Jesus Without Language

Kid's Ministry & Sunday School Resources

Preparing to Teach : David’s Anointing

Preparing to Teach : David's Anointing

Quick notes:

David was the youngest son, but don’t let that fool you, many scholars think David may have been around 20 at the time of this story.

Samuel was such a scary man he had to send word to the elders at Bethlehem to say he came in peace.

Little is known about his appearance though he is often called ruddy, which may mean he had a tinge of red in his hair. Also he is described as handsome and a bit short!

Just as in most of the biblical stories, to keep sheep denotes that he was considered the least of the brothers, but God has a way of choosing the ‘least’.

It is suspected that David’s family was of modest means, but little is known and David’s mother is never named.

David is anointed but not as king, rather as a chosen one, the elect of God. His anointing was not meant as a threat to Saul and his kingship would not begin for at least another decade.

Names you need to know

Samuel – the great judge and prophet (pretty miserable as he mourns God’s favour leaving the present king Saul)

David – means beloved, youngest son of 8

Jesse – David’s dad (we don’t know who mum was)
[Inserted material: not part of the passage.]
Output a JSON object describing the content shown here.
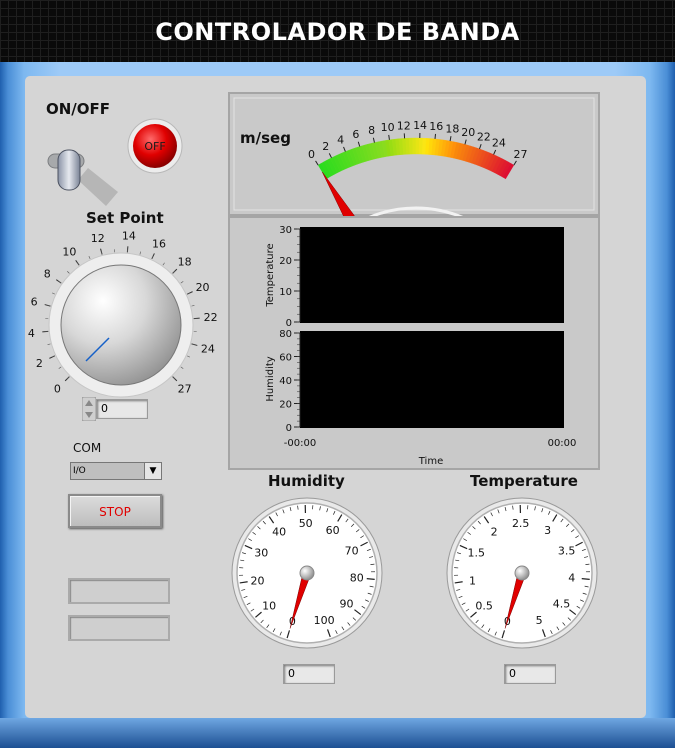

Eliab – the most visually impressive looking brothers

7 Brothers – you don’t need to know the names but 6 of them can be found in 1 Chronicles 2:13-15, the unnamed is presumed to have died or been from a concubine.

Historical significance

Samuel comes to make an offering and invites people to sanctify themselves and join him, but he singles out Jesse’s household by sanctifying them himself. this means they were probably invited not simply to spectate but to join the meal. If a great man invites you and your sons to join him in a sacrifice and feast it may seem strange that you have sent one of your sons out to tend the sheep. We also know from later accounts that David leaves his employ as kings musician to occasionally return to the flock of sheep. From whatever angle you look at this it seems counter effective. Jesse sending David shows that, while he named him with a word meaning beloved, he believed him less likely to be honoured by the great judge. Equally David’s choice to take the task, if it were optional, shows his self worth as particularly low. Alternatively we could suggest that out in the solitude was a place David found more comfortable, though perhaps not the greatest asset for a future king…?

infographic-david-good book companyDavid is no small kid, probably already hitting his teens, if not emerging from them, he would not have been allowed to hide from fear itself. Though fear would have tinged the greeting in that household. Samuel was not a gentle man, and his feats of demonstrating God’s power had resulted in many deaths, you would not wish to cross him. Yet, so human, he falls quickly pray to the human sight, singling out the impressive muscle of Eliab as the most likely contender. This is doubly surprising as Samuel had just walked away from Saul, who was every bit a great king visually.

What is particularly pertinent to this tale is that while Samuel finally has his eyes opened to David being the right son to anoint his never announces why. Then Samuel leaves and David goes back to the sheep. While God has powerfully come into the picture from an outsiders perspective little seems to have changed. Yet, importantly, this was not an empty ceremony, David experiences the Spirit of God descends on him, allowing his to grow wise, courageous and strong. He built the characteristics of a prince elect from the heart outwards. His heart was touched by the grace of God and it’s not surprising that the songs of this shepherd boy become the great psalms, so great that soon the present king will beg him to come sooth his woes with the sound.

If you want to put David’s like in context there is a great info-graphic by the good book company. (Pictured in small here)



2 responses to “Preparing to Teach : David’s Anointing”

  1. Thank you very much for this!! I just discovered your website this week and LOVE it! (I’ve left a comment on the Ruth craft – we made it and my children LOVED it.) You have SO many wonderful ideas – I look forward in incorporating many, mnay more of them in our home school Bible lessons. Well done, I am blessed by your efforts. Oh, and also received your newsletter today – keeping it for later reference, and will pass it along to some friends, too. Blessings from South Africa! Xx

    • Thank you so much for the comments, they are like golden rays of sunshine to me and I really appreciate them. Glad to see that the material is being used for home schooling too. Many blessings. Kate.